Quinolone- and fluoroquinolone-resistant Escherichia coli strains harbor fewer virulence factors than susceptible strains. The reasons underlying this correlation are incompletely understood. We investigated the phylogenetic background, the presence of the papC, hlyA, and cnf1 (pathogenicity island II_J96-associated), fimA, iss, and iutA genes, and the presence of type 1 fimbriae, P fimbriae, and hemolysin in 243 urinary E. coli isolates resistant only to quinolones (8%), resistant to both quinolones and fluoroquinolones (51%), or susceptible to both drugs (41%).

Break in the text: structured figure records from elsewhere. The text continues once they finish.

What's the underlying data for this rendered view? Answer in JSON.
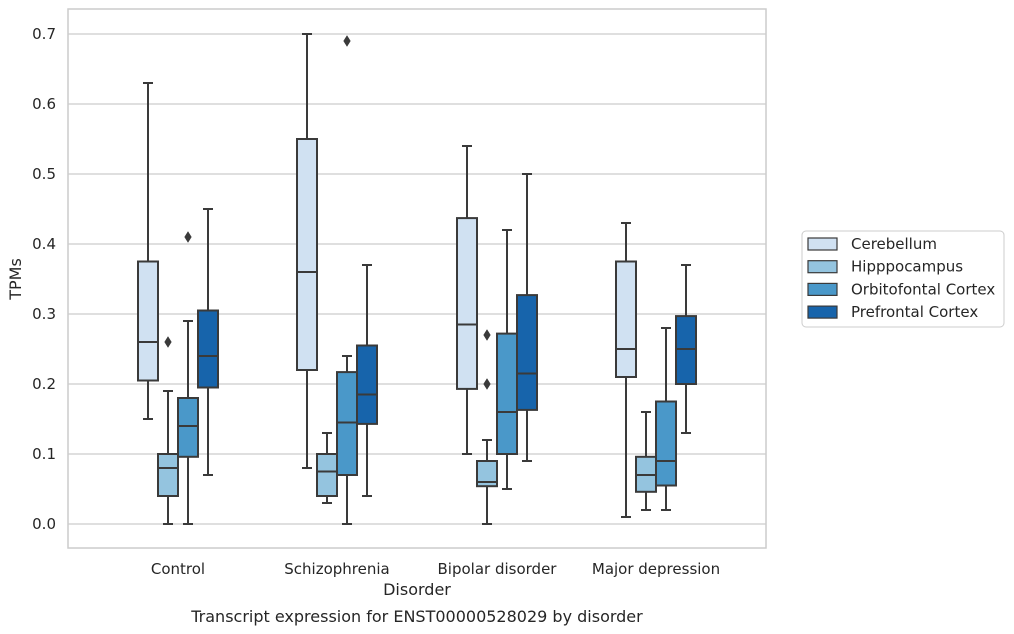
{
  "chart_data": {
    "type": "box",
    "caption": "Transcript expression for ENST00000528029 by disorder",
    "xlabel": "Disorder",
    "ylabel": "TPMs",
    "ylim": [
      -0.035,
      0.735
    ],
    "yticks": [
      "0.0",
      "0.1",
      "0.2",
      "0.3",
      "0.4",
      "0.5",
      "0.6",
      "0.7"
    ],
    "grid": "horizontal",
    "legend_position": "right",
    "categories": [
      "Control",
      "Schizophrenia",
      "Bipolar disorder",
      "Major depression"
    ],
    "series": [
      {
        "name": "Cerebellum",
        "color": "#d0e1f2",
        "boxes": [
          {
            "whislo": 0.15,
            "q1": 0.205,
            "med": 0.26,
            "q3": 0.375,
            "whishi": 0.63,
            "fliers": []
          },
          {
            "whislo": 0.08,
            "q1": 0.22,
            "med": 0.36,
            "q3": 0.55,
            "whishi": 0.7,
            "fliers": []
          },
          {
            "whislo": 0.1,
            "q1": 0.193,
            "med": 0.285,
            "q3": 0.437,
            "whishi": 0.54,
            "fliers": []
          },
          {
            "whislo": 0.01,
            "q1": 0.21,
            "med": 0.25,
            "q3": 0.375,
            "whishi": 0.43,
            "fliers": []
          }
        ]
      },
      {
        "name": "Hipppocampus",
        "color": "#94c4df",
        "boxes": [
          {
            "whislo": 0.0,
            "q1": 0.04,
            "med": 0.08,
            "q3": 0.1,
            "whishi": 0.19,
            "fliers": [
              0.26
            ]
          },
          {
            "whislo": 0.03,
            "q1": 0.04,
            "med": 0.075,
            "q3": 0.1,
            "whishi": 0.13,
            "fliers": []
          },
          {
            "whislo": 0.0,
            "q1": 0.054,
            "med": 0.06,
            "q3": 0.09,
            "whishi": 0.12,
            "fliers": [
              0.2,
              0.27
            ]
          },
          {
            "whislo": 0.02,
            "q1": 0.046,
            "med": 0.07,
            "q3": 0.096,
            "whishi": 0.16,
            "fliers": []
          }
        ]
      },
      {
        "name": "Orbitofontal Cortex",
        "color": "#4a98c9",
        "boxes": [
          {
            "whislo": 0.0,
            "q1": 0.096,
            "med": 0.14,
            "q3": 0.18,
            "whishi": 0.29,
            "fliers": [
              0.41
            ]
          },
          {
            "whislo": 0.0,
            "q1": 0.07,
            "med": 0.145,
            "q3": 0.217,
            "whishi": 0.24,
            "fliers": [
              0.69
            ]
          },
          {
            "whislo": 0.05,
            "q1": 0.1,
            "med": 0.16,
            "q3": 0.272,
            "whishi": 0.42,
            "fliers": []
          },
          {
            "whislo": 0.02,
            "q1": 0.055,
            "med": 0.09,
            "q3": 0.175,
            "whishi": 0.28,
            "fliers": []
          }
        ]
      },
      {
        "name": "Prefrontal Cortex",
        "color": "#1764ab",
        "boxes": [
          {
            "whislo": 0.07,
            "q1": 0.195,
            "med": 0.24,
            "q3": 0.305,
            "whishi": 0.45,
            "fliers": []
          },
          {
            "whislo": 0.04,
            "q1": 0.143,
            "med": 0.185,
            "q3": 0.255,
            "whishi": 0.37,
            "fliers": []
          },
          {
            "whislo": 0.09,
            "q1": 0.163,
            "med": 0.215,
            "q3": 0.327,
            "whishi": 0.5,
            "fliers": []
          },
          {
            "whislo": 0.13,
            "q1": 0.2,
            "med": 0.25,
            "q3": 0.297,
            "whishi": 0.37,
            "fliers": []
          }
        ]
      }
    ]
  }
}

Group B2 accounted for 56% of the isolates, showing a significantly higher prevalence among fluoroquinolone-susceptible strains than among resistant strains (65% versus 50% [P = 0.03]). hly and cnf1 were significantly more associated with susceptibility (P < 0.001) and with group B2 (P < 0.001 for group B2 versus groups A and D). However, within group B2, fluoroquinolone-resistant strains showed lower prevalences of papC, hlyA, and cnf1 than their susceptible counterparts (P < 0.001). In contrast, the incidence of iutA appeared higher for refractory isolates, including group B2, than for susceptible isolates (P < 0.001). Only in group B2 did fluoroquinolone-resistant strains reveal a lesser ability to agglutinate Saccharomyces cerevisiae (7%) than quinolone-resistant (87%) and susceptible (80%) isolates, despite uniform possession of fimA genes. No similar contrast emerged for expression of hemolysin and P fimbriae. Mutations conferring quinolone and fluoroquinolone resistance may thus require a particular genetic background, not strictly correlated with phylogenetic groups. More interestingly, the mutational event itself can affect the expression of type 1 fimbriae, at least in the prevalent and complex B2 strains.

Published ahead of print on 5 December 2007.